On ne nous dit pas tout…

Nous sommes le dimanche 24 novembre 2024 ; je le précise pour les étourdis qui auraient totalement oublié la notion du temps. C’est le genre de choses qui arrive plus fréquemment aux retraités : « Mais on est quel jour déjà ? » « Attends, je regarde… on est dimanche ! » Le temps s’écoule beaucoup plus vite que l’on ne pourrait l’imaginer. La pendule qui fait tic-tac au salon avec les petits vieux qui s’ennuient et dégustent leur muscat du dimanche, c’était avant. Alors certes, parfois l’esprit vagabonde, juste avant la sieste, et le triste temps de novembre laisse imaginer que ça y est, on a basculé dans ce que l’on appelle « le grand âge ». On y arrivera un jour, peut-être, ou pas. Vieillir ne me fait pas peur, devenir dépendant me met en panique. La qualité de vie, c’est quand même essentiel. S’il faut compter les points douloureux le matin au réveil, oublier les choses au fur et à mesure que le temps passe, poser mille fois la même question, je ne sais pas si la vie dans ce cas a encore un intérêt.

J’ai mis en titre « on ne nous dit pas tout », parce que, souvent, on n’aborde pas ces sujets avec les équipes médicales. Je ne savais pas lors de ma première chimio que j’allais perdre plus de 50% de mon audition, sinon j’aurais été plus réactif. C’est venu rapidement en fait : je n’entendais plus certains sons, notamment dans les aigus. J’ai su par l’ORL que c’était un grand classique des chimios, de même que les cancers de la peau : le carcinome sur la joue droite qu’avait détecté Doc Jérôme : « Mais pourquoi je ne l’avais pas vu avant ? » « Je portais le masque, Docteur ! ». C’était pendant une consultation sans masque, lorsque le virus du COVID se fait oublier, même s’il n’est jamais loin. Là, actuellement, je peux vous dire que ce n’est pas le moment de l’oublier quand on va en hémato.

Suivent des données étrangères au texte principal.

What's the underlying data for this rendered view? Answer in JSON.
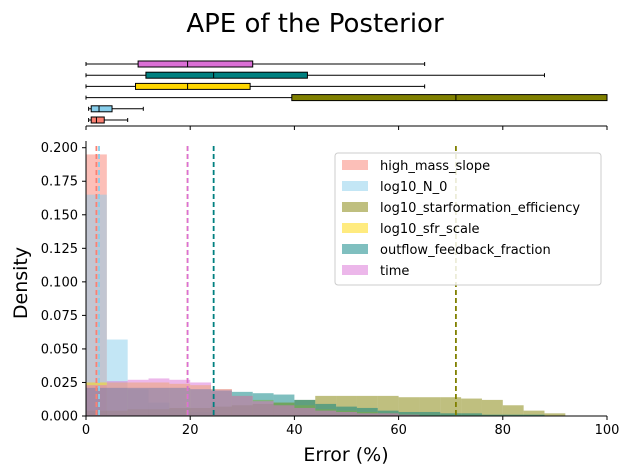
{
  "chart_data": {
    "type": "histogram",
    "title": "APE of the Posterior",
    "xlabel": "Error (%)",
    "ylabel": "Density",
    "xlim": [
      0,
      100
    ],
    "ylim": [
      0,
      0.205
    ],
    "x_ticks": [
      0,
      20,
      40,
      60,
      80,
      100
    ],
    "y_ticks": [
      0.0,
      0.025,
      0.05,
      0.075,
      0.1,
      0.125,
      0.15,
      0.175,
      0.2
    ],
    "y_tick_labels": [
      "0.000",
      "0.025",
      "0.050",
      "0.075",
      "0.100",
      "0.125",
      "0.150",
      "0.175",
      "0.200"
    ],
    "legend_position": "upper right",
    "series": [
      {
        "name": "high_mass_slope",
        "color": "#fa8072",
        "median": 2.0,
        "box": {
          "whisker_low": 0.5,
          "q1": 1.0,
          "median": 2.0,
          "q3": 3.5,
          "whisker_high": 8.0
        },
        "bins": [
          [
            0,
            4,
            0.195
          ]
        ]
      },
      {
        "name": "log10_N_0",
        "color": "#87ceeb",
        "median": 2.5,
        "box": {
          "whisker_low": 0.5,
          "q1": 1.0,
          "median": 2.5,
          "q3": 5.0,
          "whisker_high": 11.0
        },
        "bins": [
          [
            0,
            4,
            0.165
          ],
          [
            4,
            8,
            0.057
          ],
          [
            8,
            12,
            0.02
          ],
          [
            12,
            16,
            0.01
          ],
          [
            16,
            20,
            0.005
          ],
          [
            20,
            24,
            0.003
          ]
        ]
      },
      {
        "name": "log10_starformation_efficiency",
        "color": "#808000",
        "median": 71.0,
        "box": {
          "whisker_low": 0.0,
          "q1": 39.5,
          "median": 71.0,
          "q3": 100.0,
          "whisker_high": 100.0
        },
        "bins": [
          [
            0,
            4,
            0.004
          ],
          [
            4,
            8,
            0.004
          ],
          [
            8,
            12,
            0.005
          ],
          [
            12,
            16,
            0.005
          ],
          [
            16,
            20,
            0.006
          ],
          [
            20,
            24,
            0.006
          ],
          [
            24,
            28,
            0.007
          ],
          [
            28,
            32,
            0.008
          ],
          [
            32,
            36,
            0.009
          ],
          [
            36,
            40,
            0.01
          ],
          [
            40,
            44,
            0.012
          ],
          [
            44,
            48,
            0.015
          ],
          [
            48,
            52,
            0.015
          ],
          [
            52,
            56,
            0.015
          ],
          [
            56,
            60,
            0.015
          ],
          [
            60,
            64,
            0.014
          ],
          [
            64,
            68,
            0.014
          ],
          [
            68,
            72,
            0.014
          ],
          [
            72,
            76,
            0.013
          ],
          [
            76,
            80,
            0.012
          ],
          [
            80,
            84,
            0.008
          ],
          [
            84,
            88,
            0.004
          ],
          [
            88,
            92,
            0.002
          ]
        ]
      },
      {
        "name": "log10_sfr_scale",
        "color": "#ffd700",
        "median": 19.5,
        "box": {
          "whisker_low": 0.0,
          "q1": 9.5,
          "median": 19.5,
          "q3": 31.5,
          "whisker_high": 65.0
        },
        "bins": [
          [
            0,
            4,
            0.025
          ],
          [
            4,
            8,
            0.025
          ],
          [
            8,
            12,
            0.025
          ],
          [
            12,
            16,
            0.025
          ],
          [
            16,
            20,
            0.024
          ],
          [
            20,
            24,
            0.023
          ],
          [
            24,
            28,
            0.02
          ],
          [
            28,
            32,
            0.015
          ],
          [
            32,
            36,
            0.012
          ],
          [
            36,
            40,
            0.01
          ],
          [
            40,
            44,
            0.008
          ],
          [
            44,
            48,
            0.005
          ],
          [
            48,
            52,
            0.004
          ],
          [
            52,
            56,
            0.003
          ],
          [
            56,
            60,
            0.002
          ],
          [
            60,
            64,
            0.001
          ]
        ]
      },
      {
        "name": "outflow_feedback_fraction",
        "color": "#008080",
        "median": 24.5,
        "box": {
          "whisker_low": 0.0,
          "q1": 11.5,
          "median": 24.5,
          "q3": 42.5,
          "whisker_high": 88.0
        },
        "bins": [
          [
            0,
            4,
            0.021
          ],
          [
            4,
            8,
            0.021
          ],
          [
            8,
            12,
            0.021
          ],
          [
            12,
            16,
            0.021
          ],
          [
            16,
            20,
            0.021
          ],
          [
            20,
            24,
            0.02
          ],
          [
            24,
            28,
            0.019
          ],
          [
            28,
            32,
            0.018
          ],
          [
            32,
            36,
            0.017
          ],
          [
            36,
            40,
            0.016
          ],
          [
            40,
            44,
            0.012
          ],
          [
            44,
            48,
            0.009
          ],
          [
            48,
            52,
            0.007
          ],
          [
            52,
            56,
            0.006
          ],
          [
            56,
            60,
            0.004
          ],
          [
            60,
            64,
            0.003
          ],
          [
            64,
            68,
            0.003
          ],
          [
            68,
            72,
            0.002
          ],
          [
            72,
            76,
            0.002
          ],
          [
            76,
            80,
            0.001
          ],
          [
            80,
            84,
            0.001
          ],
          [
            84,
            88,
            0.001
          ]
        ]
      },
      {
        "name": "time",
        "color": "#da70d6",
        "median": 19.5,
        "box": {
          "whisker_low": 0.0,
          "q1": 10.0,
          "median": 19.5,
          "q3": 32.0,
          "whisker_high": 65.0
        },
        "bins": [
          [
            0,
            4,
            0.023
          ],
          [
            4,
            8,
            0.026
          ],
          [
            8,
            12,
            0.027
          ],
          [
            12,
            16,
            0.028
          ],
          [
            16,
            20,
            0.027
          ],
          [
            20,
            24,
            0.025
          ],
          [
            24,
            28,
            0.02
          ],
          [
            28,
            32,
            0.015
          ],
          [
            32,
            36,
            0.011
          ],
          [
            36,
            40,
            0.008
          ],
          [
            40,
            44,
            0.006
          ],
          [
            44,
            48,
            0.004
          ],
          [
            48,
            52,
            0.003
          ],
          [
            52,
            56,
            0.002
          ],
          [
            56,
            60,
            0.002
          ],
          [
            60,
            64,
            0.001
          ]
        ]
      }
    ]
  }
}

Donc on ne nous dit pas tous les effets potentiels et délétères des chimios ; enfin si un peu mais on n’en fait pas la priorité du moment. Je crois que Doc Sylvie m’a dit : « Vous savez, ce genre de chimio préparatoire va avoir des effets à long terme : votre corps va vieillir plus vite, il est possible que vous développiez ensuite un autre cancer qui découlera de ce traitement ». En fait, ce n’est pas qu’on ne nous dit pas tout, c’est que l’on se concentre sur le moment présent et l’avenir très proche.

Là, par exemple, j’ai peu d’appétit ; je chipote, je compte les grains de riz dans mon assiette, je prends une grande respiration avant chaque bouchée alors que j’ai d’habitude plaisir à manger. Impossible de savoir ce qui va passer ou pas ; certains goûts me paraissent exacerbés. J’avais pris du poids avec la cortisone, j’en reperds avec le Vidaza. Cela ne me chagrine pas et je disais l’autre jour à Michel : « Tu vois, j’ai perdu trois kg en un mois, bientôt je vais retrouver mon poids de jeune homme. » Réponse :  » Mmmmm, à ce rythme-là, ça risque de prendre pas mal de temps, non ? ». Ce n’est pas faux, surtout que Doc Sylvie a prévenu : « Je ne vous laisserai pas vous dénutrir, votre corps va avoir besoin de beaucoup d’énergie ! »

Tiens, un autre exemple de « on ne nous dit pas tout » : les résultats d’examens ne sont pas directement transmis au malade, enfin pas tous. Le scanner par exemple : j’en aurai un résumé par Doc Sylvie qui fera le tri et me donnera les grandes lignes de ce qu’elle voudra bien me transmettre. Peut-être me lira-t-elle le résumé dans son intégralité, ou alors elle choisira, par souci d’efficacité, de souligner ce qui est important de ce qui ne l’est pas à ses yeux.

Voilà, c’est dimanche et je vous propose d’écouter Véronique Sanson, je sais que cela va plaire à certains.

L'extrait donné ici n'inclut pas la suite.